J'avance de plusieurs pas, le cœur battant dans ma poitrine, me sentant prise au piège de ma propre adrénaline qui coule dans mes veines. Mon sang bouillonne dans tout mon être, se préparant à une attaque.
Je n'en ai pas vécu depuis longtemps. La dernière fois que j'ai réellement eu affaire à des survivants aux mauvaises intentions, c'est d'ailleurs la dernière fois que j'ai vu des Hommes vivants, c'était il y a plus de trois ans, je ne sais pas exactement, mais trois espèces d'Hiver sont passés entre temps. Nous avions trouvé refuge avec Cole dans une maison de banlieue pas trop délabrée, c'était d'ailleurs l'un des meilleurs abris qu'on ait trouvé depuis le bunker. A une vingtaine de mètre en bas de la maison coulait un imposant ruisseau qui nous permettait d'avoir une réserve d'eau importante, si importante qu'on remplissait la baignoire au dernier étage pour prendre des bains et se laver de fond en comble. La cave avait été aménagée, et nous pouvions dormir dans un vieux canapé abandonné, mais qui était tout de même bien plus confortable que ce que nous avions la plupart du temps. Nous sommes même restés plus longtemps que d'habitude, dans cette maison, tellement c'était agréable. Je me souviens même que Cole m'avait supplié d'accepter de vivre ici pour toujours. Et j'ai bien fait de ne pas le lui promettre. Parce qu'au bout d'une semaine et demie, un groupe de survivants est passé dans le quartier, et ont commencé à fouiller les maisons une à une, histoire d'y dénicher peu importe ce qui pourrait leur être utile. Je ne pouvais même pas espérer leur faire face, ils devaient bien être au moins cinq.
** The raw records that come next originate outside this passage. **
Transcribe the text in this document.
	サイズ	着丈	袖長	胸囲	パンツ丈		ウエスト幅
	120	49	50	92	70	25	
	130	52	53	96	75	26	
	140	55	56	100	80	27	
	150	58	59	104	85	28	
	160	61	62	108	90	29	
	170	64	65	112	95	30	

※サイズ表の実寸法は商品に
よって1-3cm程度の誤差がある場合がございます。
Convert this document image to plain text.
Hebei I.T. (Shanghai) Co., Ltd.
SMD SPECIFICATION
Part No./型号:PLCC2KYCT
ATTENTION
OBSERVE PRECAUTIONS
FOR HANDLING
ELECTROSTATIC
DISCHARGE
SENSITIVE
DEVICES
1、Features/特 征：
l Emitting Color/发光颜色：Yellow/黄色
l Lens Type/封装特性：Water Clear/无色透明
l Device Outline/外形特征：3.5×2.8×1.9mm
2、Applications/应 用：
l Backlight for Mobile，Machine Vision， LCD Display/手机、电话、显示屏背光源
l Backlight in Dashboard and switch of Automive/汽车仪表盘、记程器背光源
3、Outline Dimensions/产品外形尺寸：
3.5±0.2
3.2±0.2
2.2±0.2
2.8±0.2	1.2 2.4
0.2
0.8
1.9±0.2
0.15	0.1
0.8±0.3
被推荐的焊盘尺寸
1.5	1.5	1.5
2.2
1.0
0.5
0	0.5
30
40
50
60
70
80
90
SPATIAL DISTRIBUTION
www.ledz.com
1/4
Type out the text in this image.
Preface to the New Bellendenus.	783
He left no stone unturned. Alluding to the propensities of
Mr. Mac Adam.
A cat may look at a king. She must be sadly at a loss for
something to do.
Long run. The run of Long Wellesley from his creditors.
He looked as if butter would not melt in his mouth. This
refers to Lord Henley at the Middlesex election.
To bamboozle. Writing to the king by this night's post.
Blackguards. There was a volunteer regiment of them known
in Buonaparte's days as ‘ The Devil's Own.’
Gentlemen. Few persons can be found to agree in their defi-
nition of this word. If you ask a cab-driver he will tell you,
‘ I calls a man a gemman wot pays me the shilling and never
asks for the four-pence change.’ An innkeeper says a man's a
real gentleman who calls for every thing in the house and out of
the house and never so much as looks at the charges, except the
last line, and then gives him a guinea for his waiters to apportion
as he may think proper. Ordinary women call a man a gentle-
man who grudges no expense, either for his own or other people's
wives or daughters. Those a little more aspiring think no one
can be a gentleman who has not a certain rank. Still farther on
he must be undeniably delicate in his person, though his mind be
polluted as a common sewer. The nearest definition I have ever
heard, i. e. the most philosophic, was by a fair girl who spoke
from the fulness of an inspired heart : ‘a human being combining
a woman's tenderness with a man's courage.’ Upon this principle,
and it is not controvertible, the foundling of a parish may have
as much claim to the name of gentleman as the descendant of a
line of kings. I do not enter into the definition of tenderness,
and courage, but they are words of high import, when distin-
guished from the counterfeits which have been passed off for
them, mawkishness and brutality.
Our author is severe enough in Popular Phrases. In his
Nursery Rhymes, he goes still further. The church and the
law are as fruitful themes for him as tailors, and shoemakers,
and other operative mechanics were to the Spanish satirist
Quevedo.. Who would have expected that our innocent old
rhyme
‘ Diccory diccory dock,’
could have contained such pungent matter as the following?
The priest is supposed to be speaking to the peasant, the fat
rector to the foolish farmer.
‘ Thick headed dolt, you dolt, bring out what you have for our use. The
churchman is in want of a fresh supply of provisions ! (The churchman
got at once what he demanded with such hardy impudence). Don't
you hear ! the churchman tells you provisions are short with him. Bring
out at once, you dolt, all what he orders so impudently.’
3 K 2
Ce jours-ci, ma petite voix intérieure m'a prévenu, et m'a dit de ne pas leur faire confiance. Ça a toujours été le problème, lorsqu'on croise un autre humain, est-il bon, ou mauvais ? On a toujours l'espoir de tomber sur une âme pure qui nous aiderait, mais la méfiance est aussi très présente. Et ce jour-là, ma petite voix intérieure a eu raison. Les hommes étaient armés jusqu'aux dents, Cole ne voulait pas quitter la maison, il voulait se cacher et attendre qu'ils partent, mais je voyais bien qu'ils nous trouveraient. Et dès que j'ai réussi à attraper mon frère par le bras et à le détacher du meuble auquel il s'accrochait désespérément, dès que nous avons commencé à courir dans le jardin à l'arrière et que l'un des hommes, à la fenêtre de la maison voisine nous a vu, ils ont commencé à tirer.
Et je me suis toujours dit, si des hommes, tentant de survivre tout comme moi dans ce monde perdu, en viennent à tirer sur une pauvre gamine, courant avec son frère comme une proie effrayée, alors qu'y a-t-il de plus à espérer pour l'humanité ? Nous ne représentions aucune menace pour eux, nous n'étions que deux jeunes qui fuyaient leur cachette. Et pourtant, ils nous ont tiré dessus jusqu'à ce qu'on traverse le ruisseau en bas du jardin et qu'on disparaisse dans la forêt qui entourait cette zone du quartier.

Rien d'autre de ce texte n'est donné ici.